On August 1660, after the English Restoration, Meggs claimed the living; Wadsworth resigned on 29 September. He retained a Saturday morning lectureship at St Antholin's, and a Monday evening lectureship at St Margaret, Fish Street Hill. The parishioners, who were the patrons of the perpetual curacy of St Laurence Pountney, presented him to that living, with a lectureship at St John the Baptist's. He held it till the Act of Uniformity 1662, preaching his farewell sermon on 23 August, the day before the act came into force.

Moving to Theobalds in the parish of Cheshunt, Hertfordshire, he preached privately there, and, also privately to a section of his old flock at Newington Butts, taking no salary. He continued his works during the plague of 1665. After the Great Fire of 1666 he preached in a timber building erected in Deadman's Place, Southwark, where he was assisted by Andrew Parsons (1616–1684). He still continued to reside and preach at Theobalds, where in 1669 he was returned as keeping a conventicle along with Robert Bragge (1627–1704), and where he took out a license (1 May 1672) under the Royal Declaration of Indulgence, as a presbyterian teacher in the house of Jonathan Pritman.

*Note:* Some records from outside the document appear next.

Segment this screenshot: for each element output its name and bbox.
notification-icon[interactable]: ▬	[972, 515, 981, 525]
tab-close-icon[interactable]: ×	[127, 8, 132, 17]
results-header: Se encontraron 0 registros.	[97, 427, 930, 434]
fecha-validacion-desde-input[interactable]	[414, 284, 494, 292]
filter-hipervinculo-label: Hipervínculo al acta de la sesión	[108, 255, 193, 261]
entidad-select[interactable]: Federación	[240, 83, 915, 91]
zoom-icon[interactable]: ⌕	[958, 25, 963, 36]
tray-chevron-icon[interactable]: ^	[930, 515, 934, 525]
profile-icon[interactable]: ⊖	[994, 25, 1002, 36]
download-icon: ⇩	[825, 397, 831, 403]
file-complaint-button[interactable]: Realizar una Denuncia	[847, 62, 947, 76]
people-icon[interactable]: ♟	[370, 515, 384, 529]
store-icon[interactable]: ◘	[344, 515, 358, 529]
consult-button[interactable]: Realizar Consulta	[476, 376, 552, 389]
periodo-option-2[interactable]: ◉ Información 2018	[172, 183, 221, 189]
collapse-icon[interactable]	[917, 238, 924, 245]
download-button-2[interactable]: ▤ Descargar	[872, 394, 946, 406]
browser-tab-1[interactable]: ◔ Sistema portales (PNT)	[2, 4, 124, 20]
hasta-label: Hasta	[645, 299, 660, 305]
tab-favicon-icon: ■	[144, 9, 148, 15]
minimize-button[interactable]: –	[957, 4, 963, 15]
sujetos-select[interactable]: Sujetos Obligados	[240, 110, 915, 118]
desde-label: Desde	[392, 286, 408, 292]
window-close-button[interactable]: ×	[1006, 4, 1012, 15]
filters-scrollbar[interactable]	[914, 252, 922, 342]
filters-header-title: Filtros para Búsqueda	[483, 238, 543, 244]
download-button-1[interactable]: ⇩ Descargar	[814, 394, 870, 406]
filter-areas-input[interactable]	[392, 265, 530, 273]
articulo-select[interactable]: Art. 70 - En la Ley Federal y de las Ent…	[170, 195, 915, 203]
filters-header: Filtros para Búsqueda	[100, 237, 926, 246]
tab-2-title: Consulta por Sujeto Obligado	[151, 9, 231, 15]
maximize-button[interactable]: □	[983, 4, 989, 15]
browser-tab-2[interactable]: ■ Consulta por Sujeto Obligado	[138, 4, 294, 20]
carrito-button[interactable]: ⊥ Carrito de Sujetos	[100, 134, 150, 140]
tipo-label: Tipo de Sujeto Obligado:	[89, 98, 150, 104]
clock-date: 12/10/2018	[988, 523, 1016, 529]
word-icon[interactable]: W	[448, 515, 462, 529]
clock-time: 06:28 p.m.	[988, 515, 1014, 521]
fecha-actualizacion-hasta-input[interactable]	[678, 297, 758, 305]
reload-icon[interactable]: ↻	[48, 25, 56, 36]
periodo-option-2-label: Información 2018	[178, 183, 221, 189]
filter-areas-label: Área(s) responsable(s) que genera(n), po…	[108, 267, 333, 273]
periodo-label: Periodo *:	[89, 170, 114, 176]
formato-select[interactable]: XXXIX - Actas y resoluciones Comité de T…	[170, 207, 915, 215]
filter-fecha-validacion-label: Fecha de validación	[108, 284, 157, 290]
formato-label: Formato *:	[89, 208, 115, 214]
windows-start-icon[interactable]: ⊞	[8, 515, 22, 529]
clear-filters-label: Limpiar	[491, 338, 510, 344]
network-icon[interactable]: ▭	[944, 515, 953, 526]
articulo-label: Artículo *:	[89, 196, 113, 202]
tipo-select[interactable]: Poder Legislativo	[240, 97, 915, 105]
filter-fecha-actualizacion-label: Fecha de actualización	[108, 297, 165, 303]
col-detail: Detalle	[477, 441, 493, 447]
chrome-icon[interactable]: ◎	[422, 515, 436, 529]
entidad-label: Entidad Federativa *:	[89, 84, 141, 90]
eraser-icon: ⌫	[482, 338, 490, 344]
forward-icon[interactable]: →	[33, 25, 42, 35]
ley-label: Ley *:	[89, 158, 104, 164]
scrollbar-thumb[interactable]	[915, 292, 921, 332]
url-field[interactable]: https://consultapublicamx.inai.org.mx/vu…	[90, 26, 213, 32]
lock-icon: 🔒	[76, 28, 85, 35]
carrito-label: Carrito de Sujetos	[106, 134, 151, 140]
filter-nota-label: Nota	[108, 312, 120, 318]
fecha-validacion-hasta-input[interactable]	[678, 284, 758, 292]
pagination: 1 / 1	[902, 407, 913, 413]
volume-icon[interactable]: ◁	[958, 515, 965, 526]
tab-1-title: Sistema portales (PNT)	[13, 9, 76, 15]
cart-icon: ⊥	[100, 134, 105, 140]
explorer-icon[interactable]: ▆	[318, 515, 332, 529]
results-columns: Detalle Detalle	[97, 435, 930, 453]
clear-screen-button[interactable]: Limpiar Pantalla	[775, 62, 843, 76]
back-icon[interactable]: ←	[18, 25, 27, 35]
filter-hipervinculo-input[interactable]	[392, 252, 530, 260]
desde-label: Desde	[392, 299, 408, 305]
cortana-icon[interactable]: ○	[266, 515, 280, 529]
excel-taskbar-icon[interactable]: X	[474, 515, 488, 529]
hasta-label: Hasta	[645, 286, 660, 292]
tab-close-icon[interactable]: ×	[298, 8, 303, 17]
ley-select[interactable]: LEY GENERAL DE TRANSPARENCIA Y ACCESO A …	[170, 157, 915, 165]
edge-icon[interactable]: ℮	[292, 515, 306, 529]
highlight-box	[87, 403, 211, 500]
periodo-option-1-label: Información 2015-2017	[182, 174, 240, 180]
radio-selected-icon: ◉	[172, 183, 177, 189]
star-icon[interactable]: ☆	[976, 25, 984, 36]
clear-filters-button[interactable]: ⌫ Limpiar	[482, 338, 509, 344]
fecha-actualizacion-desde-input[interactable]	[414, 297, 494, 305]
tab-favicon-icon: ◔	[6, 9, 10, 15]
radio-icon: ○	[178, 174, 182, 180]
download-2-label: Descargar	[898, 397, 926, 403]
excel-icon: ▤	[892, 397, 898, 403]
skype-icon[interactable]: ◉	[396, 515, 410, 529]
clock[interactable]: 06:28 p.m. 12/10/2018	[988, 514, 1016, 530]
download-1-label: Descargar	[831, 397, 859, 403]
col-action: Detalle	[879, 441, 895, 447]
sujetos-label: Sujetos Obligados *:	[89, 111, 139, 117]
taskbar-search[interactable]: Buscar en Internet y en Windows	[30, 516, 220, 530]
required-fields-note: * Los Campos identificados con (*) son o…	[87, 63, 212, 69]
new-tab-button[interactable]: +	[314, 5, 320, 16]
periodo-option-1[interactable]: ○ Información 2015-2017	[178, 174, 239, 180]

A few weeks before his death Wadsworth left Theobalds for a residence in Pickle Herring Stairs, Southwark. He died on Sunday, 29 October 1676. His funeral sermon was preached (12 November) by Robert Bragge; Richard Baxter took charge for some months of the Deadman's Place congregation.

==Works==
Wadsworth's writings included:

- Ἀντιψυχοφαναία, or the Immortality of the Soul, 1670. This work was answered in detail by Henry Layton.
- Faith's Triumphs over the Fears of Death, 1670.
- Separation yet no Schism, 1675.
- Last Warning to secure Sinners, 1677 (his last two sermons; edited by Richard Baxter).
- Meditations on the Lord's Supper, 1680.
- Remains, with a Life and portrait.
- Self-Examination, 1687.

==Family==
Wadsworth married, first, a younger daughter of Henry Hasting of Newington Butts; she died in childbed on 13 October 1661. He married, secondly (November 1663), Margaret (died 3 January 1668), daughter of Henry Gibs of Bristol, and widow of Thomas Sharp, merchant. He married, thirdly (1671), Anna, only daughter of Colonel Markham, by whom he had issue two sons (one of whom died in infancy), and two daughters. By his earlier marriages he had no surviving issue.